Publié le 21.04.2017

 

Lenz fait partie des récits que l’on n’oublie pas. Écrit par le jeune Büchner en 1836, il a posé sa griffe dans l’histoire de la littérature. Pas loin de deux siècles plus tard, le Collectif Dantor’s Conspiracy remet cette nouvelle à la densité incroyable sur le devant de la scène, en explorant un espace où sensorialité et philosophie vont de pair. Lenz est en représentation au Théâtre Saint-Gervais du 25 avril au 13 mai, avec un programme simultané de jeu, de musique et de danse. Matteo Zimmermann, concepteur et comédien, et John Menoud, musicien, ont accepté de rencontrer leprogramme.ch pour parler de leur projet novateur. Prêts pour un voyage dans les méandres de la folie?

 

 

Comment le Collectif Dantor’s Conspiracy a-t-il vu le jour?

Matteo Zimmermann: Je suis comédien de profession. En 2008, j’ai voulu reprendre les choses à zéro par rapport à mon travail. J’avais un grand intérêt pour des textes qui ne sont pas forcément des textes théâtraux. J’ai contacté John Menoud, musicien et un ami de longue date, dans l’idée de travailler des textes sous forme de lectures, et d’y mêler du son. Nous avons ensuite fait des lectures dans des lieux informels – caves, bars, bibliothèques – ce qui nous a permis d’explorer différentes possibilités d’interaction entre le texte et le son. C’était le point de départ du collectif!

Petit à petit, des gens nous ont rejoints, d’autres sont partis. Notre premier spectacle, Berlin Alexanderplatz, comptait trois musiciens et trois comédiens sur scène. Le chemin parcouru depuis le temps où nous faisions des lectures nous a permis de mettre en place une méthode de travail collective autour de textes. Cette méthode est basée sur la lecture d’un texte, sur des improvisations sensorielles en lien avec le texte, et sur la musique.

John Menoud: Notre collectif est au fond une sorte d’OVNI. Nous ne faisons pas exactement du théâtre, nous créons un spectacle à la croisée de plusieurs disciplines.

 

Pourquoi avoir choisi Lenz, un texte qui à l’origine est une nouvelle?

MZ: Le fait de partir d’un récit nous oblige à réfléchir sur notre pratique. Le théâtre vient du récit, le récit précède le théâtre. L’origine du théâtre, c’est le fait de raconter – cette chose mystérieuse qui fait qu’autour d’un feu, les hommes se sont un jour mis à raconter leur journée, à raconter leur vie. La nouvelle, que ce soit Berlin Alexanderplatz ou Lenz, nous confronte à cette frontière entre le récit et le théâtre, au moment à partir duquel le récit devient théâtre. C’est l’une des réflexions de notre travail: ne pas être tout de suite dans l’incarnation, mais se placer de façon subtile entre le récit et le jeu.
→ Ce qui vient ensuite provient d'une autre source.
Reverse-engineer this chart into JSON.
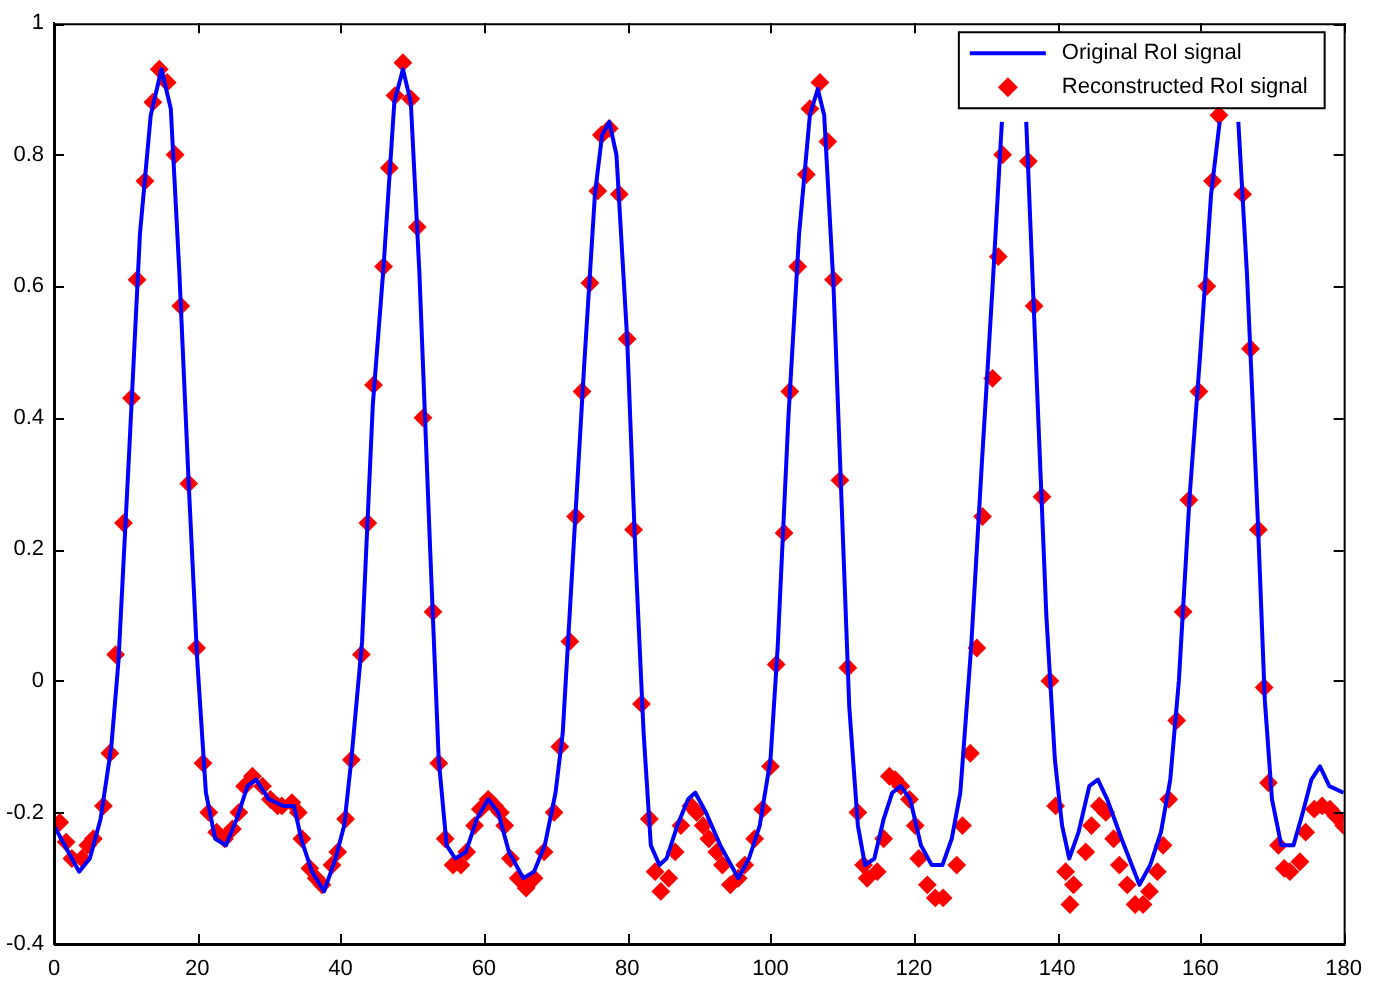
{
  "chart_data": {
    "type": "line",
    "xlim": [
      0,
      180
    ],
    "xticks": [
      0,
      20,
      40,
      60,
      80,
      100,
      120,
      140,
      160,
      180
    ],
    "ylim": [
      -0.4,
      1
    ],
    "yticks": [
      -0.4,
      -0.2,
      0,
      0.2,
      0.4,
      0.6,
      0.8,
      1
    ],
    "grid": false,
    "legend": "top right",
    "series": [
      {
        "name": "Original RoI signal",
        "color": "#0000ff",
        "marker": "none",
        "line_style": "solid",
        "x": [
          0,
          2,
          3.5,
          5,
          6.5,
          8,
          9,
          10.5,
          12,
          13.5,
          15,
          16.3,
          17.5,
          18.8,
          20,
          21.2,
          22.5,
          24,
          25.5,
          27,
          28.2,
          30,
          32,
          33.5,
          34.5,
          36,
          37.7,
          39.3,
          40.5,
          41.5,
          43,
          44.5,
          46,
          47.5,
          48.7,
          49.8,
          51,
          52.5,
          53.7,
          54.8,
          56,
          57.5,
          59,
          60.6,
          62,
          63.5,
          65.5,
          67,
          68.5,
          70,
          71,
          72.5,
          74,
          75.5,
          76.5,
          77.5,
          78.5,
          80,
          81.2,
          82.3,
          83.3,
          84.5,
          85.5,
          87,
          88.5,
          89.5,
          91,
          93,
          95.5,
          97,
          98.5,
          100,
          101,
          102.5,
          104,
          105.5,
          106.6,
          107.5,
          108.8,
          110,
          111,
          112.2,
          113.2,
          114.5,
          115.8,
          117,
          118.2,
          119.5,
          121,
          122.5,
          124,
          125.3,
          126.5,
          128,
          129.5,
          131,
          132.3,
          134,
          135.7,
          137,
          138.5,
          139.7,
          140.7,
          141.7,
          143,
          144.5,
          145.7,
          147,
          149,
          151.5,
          153,
          154.5,
          155.8,
          157,
          158.5,
          160,
          161.5,
          162.7,
          164,
          165.3,
          166.5,
          168,
          169,
          170,
          171.3,
          173,
          174.3,
          175.5,
          176.7,
          178,
          180
        ],
        "values": [
          -0.22,
          -0.26,
          -0.29,
          -0.27,
          -0.21,
          -0.1,
          0.03,
          0.35,
          0.68,
          0.86,
          0.93,
          0.87,
          0.62,
          0.3,
          0.03,
          -0.17,
          -0.24,
          -0.25,
          -0.21,
          -0.16,
          -0.15,
          -0.18,
          -0.19,
          -0.19,
          -0.24,
          -0.29,
          -0.32,
          -0.27,
          -0.22,
          -0.12,
          0.06,
          0.42,
          0.63,
          0.88,
          0.93,
          0.88,
          0.62,
          0.2,
          -0.12,
          -0.25,
          -0.27,
          -0.26,
          -0.21,
          -0.18,
          -0.2,
          -0.26,
          -0.3,
          -0.29,
          -0.25,
          -0.17,
          -0.08,
          0.2,
          0.48,
          0.74,
          0.83,
          0.85,
          0.8,
          0.52,
          0.18,
          -0.08,
          -0.25,
          -0.28,
          -0.27,
          -0.22,
          -0.18,
          -0.17,
          -0.2,
          -0.25,
          -0.3,
          -0.27,
          -0.22,
          -0.12,
          0.05,
          0.4,
          0.68,
          0.86,
          0.9,
          0.86,
          0.6,
          0.25,
          -0.04,
          -0.22,
          -0.28,
          -0.27,
          -0.21,
          -0.17,
          -0.16,
          -0.18,
          -0.25,
          -0.28,
          -0.28,
          -0.24,
          -0.17,
          0.05,
          0.33,
          0.6,
          0.85,
          null,
          0.85,
          0.5,
          0.1,
          -0.12,
          -0.22,
          -0.27,
          -0.23,
          -0.16,
          -0.15,
          -0.18,
          -0.24,
          -0.31,
          -0.28,
          -0.23,
          -0.15,
          0,
          0.28,
          0.5,
          0.74,
          0.85,
          null,
          0.85,
          0.62,
          0.25,
          -0.03,
          -0.18,
          -0.25,
          -0.25,
          -0.2,
          -0.15,
          -0.13,
          -0.16,
          -0.17
        ]
      },
      {
        "name": "Reconstructed RoI signal",
        "type": "scatter",
        "color": "#ff0000",
        "marker": "diamond",
        "x": [
          0.8,
          1.7,
          2.5,
          3.9,
          4.7,
          5.5,
          6.9,
          7.8,
          8.6,
          9.7,
          10.8,
          11.6,
          12.7,
          13.8,
          14.7,
          15.8,
          16.9,
          17.7,
          18.8,
          19.9,
          20.8,
          21.6,
          22.7,
          23.8,
          24.9,
          25.8,
          26.6,
          27.7,
          29.1,
          30.2,
          31.2,
          31.8,
          33.2,
          34.1,
          34.6,
          35.7,
          36.6,
          37.4,
          38.8,
          39.6,
          40.7,
          41.5,
          42.9,
          43.8,
          44.6,
          46,
          46.8,
          47.6,
          48.7,
          49.8,
          50.7,
          51.5,
          52.9,
          53.7,
          54.6,
          55.7,
          56.8,
          57.6,
          58.7,
          59.5,
          60.6,
          61.5,
          62.3,
          62.9,
          63.7,
          64.8,
          65.9,
          67,
          68.4,
          69.8,
          70.6,
          72,
          72.8,
          73.7,
          74.8,
          75.9,
          76.4,
          77.5,
          78.9,
          80,
          80.9,
          82,
          83.1,
          83.9,
          84.7,
          85.8,
          86.7,
          87.5,
          88.9,
          89.7,
          90.6,
          91.4,
          92.5,
          93.3,
          94.4,
          95.5,
          96.4,
          97.8,
          98.9,
          100,
          100.8,
          101.9,
          102.7,
          103.8,
          105,
          105.5,
          106.9,
          108,
          108.8,
          109.7,
          110.8,
          112.2,
          113,
          113.5,
          114.9,
          115.8,
          116.6,
          117.4,
          118.2,
          119.4,
          120.2,
          120.7,
          121.9,
          123,
          124.1,
          126,
          126.8,
          127.9,
          128.8,
          129.6,
          131,
          131.8,
          132.4,
          136,
          136.8,
          137.9,
          139,
          139.8,
          141.2,
          141.8,
          142.3,
          144,
          144.8,
          145.9,
          146.8,
          147.9,
          148.7,
          149.8,
          150.9,
          152,
          152.9,
          154,
          154.8,
          155.6,
          156.7,
          157.6,
          158.4,
          159.8,
          160.9,
          161.7,
          162.6,
          165.9,
          167,
          168.1,
          168.9,
          169.5,
          170.9,
          171.7,
          172.5,
          173.9,
          174.7,
          175.9,
          177,
          178.1,
          178.9,
          180
        ],
        "values": [
          -0.215,
          -0.245,
          -0.27,
          -0.27,
          -0.25,
          -0.24,
          -0.19,
          -0.11,
          0.04,
          0.24,
          0.43,
          0.61,
          0.76,
          0.88,
          0.93,
          0.91,
          0.8,
          0.57,
          0.3,
          0.05,
          -0.125,
          -0.2,
          -0.23,
          -0.24,
          -0.225,
          -0.2,
          -0.16,
          -0.145,
          -0.16,
          -0.18,
          -0.19,
          -0.19,
          -0.185,
          -0.2,
          -0.24,
          -0.285,
          -0.3,
          -0.31,
          -0.28,
          -0.26,
          -0.21,
          -0.12,
          0.04,
          0.24,
          0.45,
          0.63,
          0.78,
          0.89,
          0.94,
          0.885,
          0.69,
          0.4,
          0.105,
          -0.125,
          -0.24,
          -0.28,
          -0.28,
          -0.26,
          -0.22,
          -0.195,
          -0.18,
          -0.19,
          -0.2,
          -0.22,
          -0.27,
          -0.3,
          -0.315,
          -0.3,
          -0.26,
          -0.2,
          -0.1,
          0.06,
          0.25,
          0.44,
          0.605,
          0.745,
          0.83,
          0.84,
          0.74,
          0.52,
          0.23,
          -0.035,
          -0.21,
          -0.29,
          -0.32,
          -0.3,
          -0.26,
          -0.22,
          -0.19,
          -0.2,
          -0.22,
          -0.24,
          -0.26,
          -0.28,
          -0.31,
          -0.3,
          -0.28,
          -0.24,
          -0.195,
          -0.13,
          0.025,
          0.225,
          0.44,
          0.63,
          0.77,
          0.87,
          0.91,
          0.82,
          0.61,
          0.305,
          0.02,
          -0.2,
          -0.28,
          -0.3,
          -0.29,
          -0.24,
          -0.145,
          -0.15,
          -0.16,
          -0.18,
          -0.22,
          -0.27,
          -0.31,
          -0.33,
          -0.33,
          -0.28,
          -0.22,
          -0.11,
          0.05,
          0.25,
          0.46,
          0.645,
          0.8,
          0.79,
          0.57,
          0.28,
          0,
          -0.19,
          -0.29,
          -0.34,
          -0.31,
          -0.26,
          -0.22,
          -0.19,
          -0.2,
          -0.24,
          -0.28,
          -0.31,
          -0.34,
          -0.34,
          -0.32,
          -0.29,
          -0.25,
          -0.18,
          -0.06,
          0.105,
          0.275,
          0.44,
          0.6,
          0.76,
          0.86,
          0.74,
          0.505,
          0.23,
          -0.01,
          -0.155,
          -0.25,
          -0.285,
          -0.29,
          -0.275,
          -0.23,
          -0.195,
          -0.19,
          -0.195,
          -0.205,
          -0.22
        ]
      }
    ]
  }
}
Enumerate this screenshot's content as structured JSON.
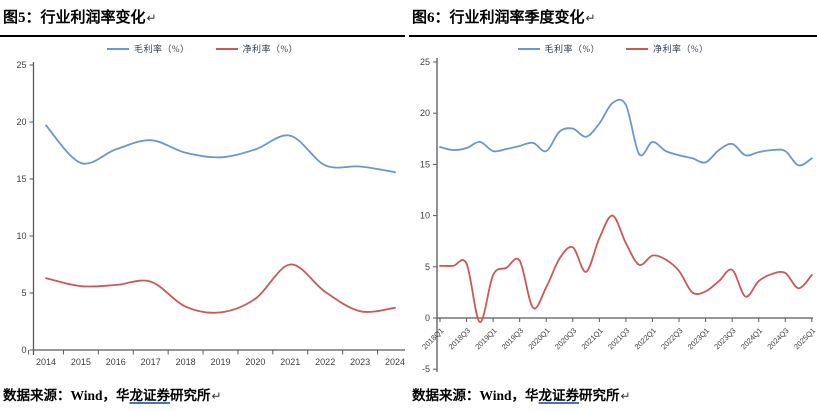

Ce projet de Lenz est un peu particulier pour nous, car il s’agit du premier texte que nous avons utilisé pour nos lectures en 2008. Je lisais le texte, John faisait de la musique en continu, et il y avait un danseur. Nous avons gardé ces trois piliers pour le spectacle d’aujourd’hui: une approche sensorielle du texte par la danse, une approche sonore par la musique, et une approche textuelle. C’est la dialectique et la confrontation de ces trois niveaux qui nous intéresse.

JM: Le principe d’improvisation est très important. Utiliser une sorte de premier jet, très spontané, où l’on s’est juste imprégnés du texte et où on se lance dans l’inconnu, nous permet de construire tout un imaginaire ensemble. L’atmosphère jaillit presque malgré nous.

 

Lenz est une sorte d’anti-héros, malade et tourmenté. Comment mettre en scène un personnage si fébrile et déroutant?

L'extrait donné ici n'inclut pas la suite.